Flexibility was also a key criterion – some of the meeting rooms can divide up or open out depending on the size of group using them. There is also a room designed for focus groups with one-way glass separating the adjacent viewing room, and research of this kind is an area of its business EdComs is keen to grow. The seating in the reception area and the kitchen was also custom designed but for the workstations. The client preferred to bring over the furniture they had from their previous premises. “Most of the time, we design all the furniture ourselves, but in this case, we just changed the colour of the back partitions. There’s no point pushing people towards something that isn’t right for them,” says Cochrane. Communication is a major part of the client’s business, so the design of the offices had to be seen to be creating a dialogue. To this end, rails have been affixed to the walls where posters and other visual information can be changed on a regular basis, plus in the reception area, there’s a large TV above the grey painted reception desk. “We were often finding ourselves having to explain to clients the full extent of what we can do and the screen means we can use the time people are waiting in reception to showcase our capabilities,” adds Finn.

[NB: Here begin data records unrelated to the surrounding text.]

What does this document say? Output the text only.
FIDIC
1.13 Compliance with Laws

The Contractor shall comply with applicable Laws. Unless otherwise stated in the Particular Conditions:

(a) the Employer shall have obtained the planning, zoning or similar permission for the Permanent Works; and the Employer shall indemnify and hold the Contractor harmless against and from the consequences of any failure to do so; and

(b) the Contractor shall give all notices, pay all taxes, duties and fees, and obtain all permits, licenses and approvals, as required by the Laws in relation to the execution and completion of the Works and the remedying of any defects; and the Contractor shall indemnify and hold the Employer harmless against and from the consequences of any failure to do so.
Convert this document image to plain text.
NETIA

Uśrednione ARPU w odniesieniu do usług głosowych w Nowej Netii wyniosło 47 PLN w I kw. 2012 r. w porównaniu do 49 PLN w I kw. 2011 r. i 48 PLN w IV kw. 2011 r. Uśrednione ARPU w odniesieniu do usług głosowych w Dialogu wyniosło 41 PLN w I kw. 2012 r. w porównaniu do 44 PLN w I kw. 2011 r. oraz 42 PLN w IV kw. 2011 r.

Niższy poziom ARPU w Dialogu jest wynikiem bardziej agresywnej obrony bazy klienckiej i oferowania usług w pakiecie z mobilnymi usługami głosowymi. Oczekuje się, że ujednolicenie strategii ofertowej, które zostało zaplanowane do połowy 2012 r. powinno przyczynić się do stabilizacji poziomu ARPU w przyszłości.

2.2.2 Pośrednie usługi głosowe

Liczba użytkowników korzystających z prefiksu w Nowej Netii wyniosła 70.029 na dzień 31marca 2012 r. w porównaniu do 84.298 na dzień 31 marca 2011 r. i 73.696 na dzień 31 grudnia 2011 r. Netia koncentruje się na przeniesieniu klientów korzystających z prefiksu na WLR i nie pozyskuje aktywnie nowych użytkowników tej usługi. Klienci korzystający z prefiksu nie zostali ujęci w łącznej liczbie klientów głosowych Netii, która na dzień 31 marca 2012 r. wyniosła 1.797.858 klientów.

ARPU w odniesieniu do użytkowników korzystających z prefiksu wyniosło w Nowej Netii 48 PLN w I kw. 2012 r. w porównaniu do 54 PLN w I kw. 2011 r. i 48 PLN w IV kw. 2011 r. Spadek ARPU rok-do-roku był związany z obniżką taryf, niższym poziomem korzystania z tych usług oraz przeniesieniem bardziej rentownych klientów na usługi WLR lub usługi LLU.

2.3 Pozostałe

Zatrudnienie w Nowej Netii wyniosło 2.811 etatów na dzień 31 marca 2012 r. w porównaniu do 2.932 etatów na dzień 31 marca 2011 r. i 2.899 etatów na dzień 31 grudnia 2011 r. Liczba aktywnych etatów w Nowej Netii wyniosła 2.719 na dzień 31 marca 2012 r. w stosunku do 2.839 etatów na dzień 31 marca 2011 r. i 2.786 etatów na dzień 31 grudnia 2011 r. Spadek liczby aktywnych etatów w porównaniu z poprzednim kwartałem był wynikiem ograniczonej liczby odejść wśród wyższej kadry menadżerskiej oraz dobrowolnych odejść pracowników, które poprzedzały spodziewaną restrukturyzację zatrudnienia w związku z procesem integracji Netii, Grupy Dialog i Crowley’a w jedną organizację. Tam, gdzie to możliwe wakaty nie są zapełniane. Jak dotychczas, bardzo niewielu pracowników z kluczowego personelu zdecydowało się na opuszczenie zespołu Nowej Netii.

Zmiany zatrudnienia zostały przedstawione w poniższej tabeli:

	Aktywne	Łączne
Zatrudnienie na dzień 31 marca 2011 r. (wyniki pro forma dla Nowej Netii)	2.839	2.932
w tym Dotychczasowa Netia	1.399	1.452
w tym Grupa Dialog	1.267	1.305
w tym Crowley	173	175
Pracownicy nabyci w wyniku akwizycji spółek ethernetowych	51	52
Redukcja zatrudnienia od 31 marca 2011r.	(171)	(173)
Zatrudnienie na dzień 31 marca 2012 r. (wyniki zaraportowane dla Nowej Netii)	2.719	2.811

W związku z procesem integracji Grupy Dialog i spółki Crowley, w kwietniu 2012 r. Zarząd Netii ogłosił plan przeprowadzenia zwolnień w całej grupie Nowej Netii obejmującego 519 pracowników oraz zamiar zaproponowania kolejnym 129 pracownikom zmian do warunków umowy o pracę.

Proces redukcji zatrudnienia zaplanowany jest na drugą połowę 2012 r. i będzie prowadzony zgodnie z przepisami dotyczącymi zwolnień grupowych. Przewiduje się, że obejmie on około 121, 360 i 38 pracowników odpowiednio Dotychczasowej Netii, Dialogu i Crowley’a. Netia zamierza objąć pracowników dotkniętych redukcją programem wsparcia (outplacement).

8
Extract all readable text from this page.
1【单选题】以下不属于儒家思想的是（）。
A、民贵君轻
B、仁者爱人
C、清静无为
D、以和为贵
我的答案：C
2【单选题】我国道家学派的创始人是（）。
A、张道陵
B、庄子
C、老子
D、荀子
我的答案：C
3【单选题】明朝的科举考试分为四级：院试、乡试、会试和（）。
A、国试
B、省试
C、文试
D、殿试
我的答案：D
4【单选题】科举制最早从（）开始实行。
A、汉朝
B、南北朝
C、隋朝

EdComs’ own clients range from the Department for Education and Skills and other parts of the government through to blue chip clients including BP, working on initiatives such as Active Kids for Sainsburys. Although Finn admits they are not in a business where a high design office is mandatory and they are the largest player in quite a small market, they nonetheless have a certain competitive message to get across.
Cochrane says, “We always talk about what sort of car a client would be, and I think they are a Citroen or a VW – reliable and comfortable. We’ve done a lot of advertising agencies where they want something fabulous for clients to see, but here it’s more about their being a big company, but not too big, and creating the feeling that you’re in safe hands.” Finn adds: “We are in the education sector, which is laden with values and it’s important that our brand has real meaning. We are rigorous, extremely approachable and friendly and we are delivering not just thinking. The environment has really helped to clarify that. I think we’ve ended up with a very modern design and quite a bold statement.”